New Method Can Distinguish Organic & Regular Eggs

NETHERLANDS - RIKILT, part of Wageningen UR, has developed a method for verifying whether an egg is organic with the help of analytical techniques looking at the egg's carotenoid content.
calendar icon 28 March 2011
clock icon 3 minute read

The method works by reading a 'fingerprint' of components of the egg. The fingerprints of authentic organic products are compared to a broad selection of similar regular products, and the results are recorded in a database. The researchers at RIKILT have developed a statistical model which compares the fingerprint of a new sample to those of samples in the database.

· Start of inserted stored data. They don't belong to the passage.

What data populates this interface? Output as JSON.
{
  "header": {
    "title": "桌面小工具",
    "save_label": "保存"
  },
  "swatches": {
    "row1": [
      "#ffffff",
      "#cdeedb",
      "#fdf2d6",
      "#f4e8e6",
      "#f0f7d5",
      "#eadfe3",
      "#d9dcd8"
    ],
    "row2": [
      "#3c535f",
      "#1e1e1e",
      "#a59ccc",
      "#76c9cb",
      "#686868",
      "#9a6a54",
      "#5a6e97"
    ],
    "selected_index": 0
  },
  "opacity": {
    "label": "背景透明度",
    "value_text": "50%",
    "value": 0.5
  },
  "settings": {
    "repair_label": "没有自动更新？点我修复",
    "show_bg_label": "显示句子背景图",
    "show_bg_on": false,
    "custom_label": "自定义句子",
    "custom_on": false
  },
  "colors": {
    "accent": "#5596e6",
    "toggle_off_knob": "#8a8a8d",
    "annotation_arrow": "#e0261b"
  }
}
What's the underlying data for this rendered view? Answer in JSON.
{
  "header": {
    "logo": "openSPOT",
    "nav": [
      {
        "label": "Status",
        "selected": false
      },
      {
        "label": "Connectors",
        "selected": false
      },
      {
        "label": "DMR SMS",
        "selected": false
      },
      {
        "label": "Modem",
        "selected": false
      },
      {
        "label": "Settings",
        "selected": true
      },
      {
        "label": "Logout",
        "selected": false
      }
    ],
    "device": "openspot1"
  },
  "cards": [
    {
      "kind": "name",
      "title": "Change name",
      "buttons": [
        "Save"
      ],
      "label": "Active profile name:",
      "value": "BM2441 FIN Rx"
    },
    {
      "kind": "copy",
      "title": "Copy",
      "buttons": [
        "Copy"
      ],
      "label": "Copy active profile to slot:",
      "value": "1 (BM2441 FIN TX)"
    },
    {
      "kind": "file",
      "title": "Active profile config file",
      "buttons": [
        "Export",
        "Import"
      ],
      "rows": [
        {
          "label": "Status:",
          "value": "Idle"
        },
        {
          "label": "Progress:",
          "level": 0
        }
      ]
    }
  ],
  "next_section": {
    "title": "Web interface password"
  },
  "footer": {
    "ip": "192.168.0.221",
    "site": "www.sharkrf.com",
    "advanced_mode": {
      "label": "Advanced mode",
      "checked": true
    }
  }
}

This makes it possible to determine whether the makeup of this new product is closer to that of organic or regular products.

With eggs, RIKILT particularly examines the fingerprint of the yellow pigments in eggs, called carotenoids. It has been demonstrated that there are enough variations in these fingerprints to enable a clear distinction between organic and regular eggs. The fingerprints are identified with the help of a separation technique called high-pressure liquid chromatography, or HPLC. The database currently contains data from eggs from 75 organic egg producers – more than half of the organic egg producers in the Netherlands – and around 75 producers of other types of eggs, including free-range, deep-litter and battery.

The method has proven itself in the field and is well suited to detecting fraud or other irregularities.

The underlying technique can easily be applied to other products for similar purposes. The first results from methods used to identify organic milk, organic ham, PDO (protected designation of origin) cheeses, and the geographical origins of butter and olive oil have already been published and/or presented. Currently, researchers are working on further developing these methods in order to identify other products, including organic animal feed, wild as opposed to farmed fish, and sustainably produced palm oil.